Mais Ngarasso ne s’arrête pas là. Il bénéficie du soutien actif de son ami Philippe Bokoula, chargé de mission au Ministère des Arts, de la Culture et du Tourisme, qui va manipuler l’administration pour tenter d’invalider l’élection du 30 août. Trois jours seulement après l’élection d’Armand Touaboy, le Ministère des Arts, de la Culture et du Tourisme publie un communiqué de presse daté du 2 septembre 2025. Par ce document, l’administration culturelle exprime son “regret” concernant la tenue de l’assemblée générale élective et rejette purement et simplement sa légitimité ainsi que celle du nouveau bureau élu.
Ce communiqué confirme les analyses que nous avons développées dans nos précédentes publications : nous assistons à une manipulation instrumentée par Philippe Bokoula au profit de son ami Dany Ngarasso. L’ingérence du ministère soulève une question fondamentale : de quel droit un ministère partenaire s’arroge-t-il le pouvoir de valider ou d’invalider les élections d’une association indépendante ? Le droit associatif centrafricain, comme dans tous les pays démocratiques, garantit l’autonomie des associations dans la gestion de leurs affaires internes. Un ministère peut être partenaire d’une association, peut la soutenir financièrement ou techniquement, mais il ne peut en aucun cas se substituer à ses organes statutaires pour décider de sa gouvernance.
Cette distinction n’est pas une subtilité juridique, mais un principe fondamental de la vie démocratique. Si l’administration peut invalider les élections associatives qui ne lui conviennent pas, alors il n’existe plus d’autonomie associative. Toutes les organisations de la société civile deviennent de simples courroies de transmission du pouvoir administratif. C’est exactement ce qui se passe avec l’UMC : le ministère veut imposer un bureau à sa convenance plutôt que de respecter le choix démocratique des membres.

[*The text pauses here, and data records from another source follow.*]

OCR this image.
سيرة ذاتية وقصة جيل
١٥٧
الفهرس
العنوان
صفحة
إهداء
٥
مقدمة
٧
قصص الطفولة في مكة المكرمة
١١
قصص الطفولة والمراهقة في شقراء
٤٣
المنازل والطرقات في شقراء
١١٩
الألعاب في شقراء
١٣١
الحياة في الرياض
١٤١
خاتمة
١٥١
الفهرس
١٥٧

Dans les semaines qui suivent, le ministère franchit un nouveau cap dans son ingérence. Par une note circulaire, l’administration culturelle annonce l’organisation d’une nouvelle assemblée générale élective pour pourvoir “tous les postes prévus par les textes réglementaires de l’UMC”. Cette initiative constitue une provocation manifeste à l’égard du bureau exécutif légitimement élu le 30 août. Le communiqué ministériel invoque un prétendu “désaccord entre les responsables de l’Union des Musiciens Centrafricains” pour justifier cette intervention. Cette formulation est aussi vague qu’elle est trompeuse. Quel désaccord ? Entre quels responsables ? Le ministère se garde bien de préciser, préférant maintenir le flou pour légitimer une démarche qui n’a aucun fondement juridique.
La réalité est beaucoup plus simple : il n’y a pas de “désaccord entre responsables”, mais un refus catégorique de Dany Ngarasso d’accepter le verdict des urnes. Transformant sa défaite personnelle en prétexte administratif, l’ancien président par intérim bénéficie une fois de plus du soutien actif de son ami Philippe Bokoula pour tenter d’invalider une élection parfaitement régulière.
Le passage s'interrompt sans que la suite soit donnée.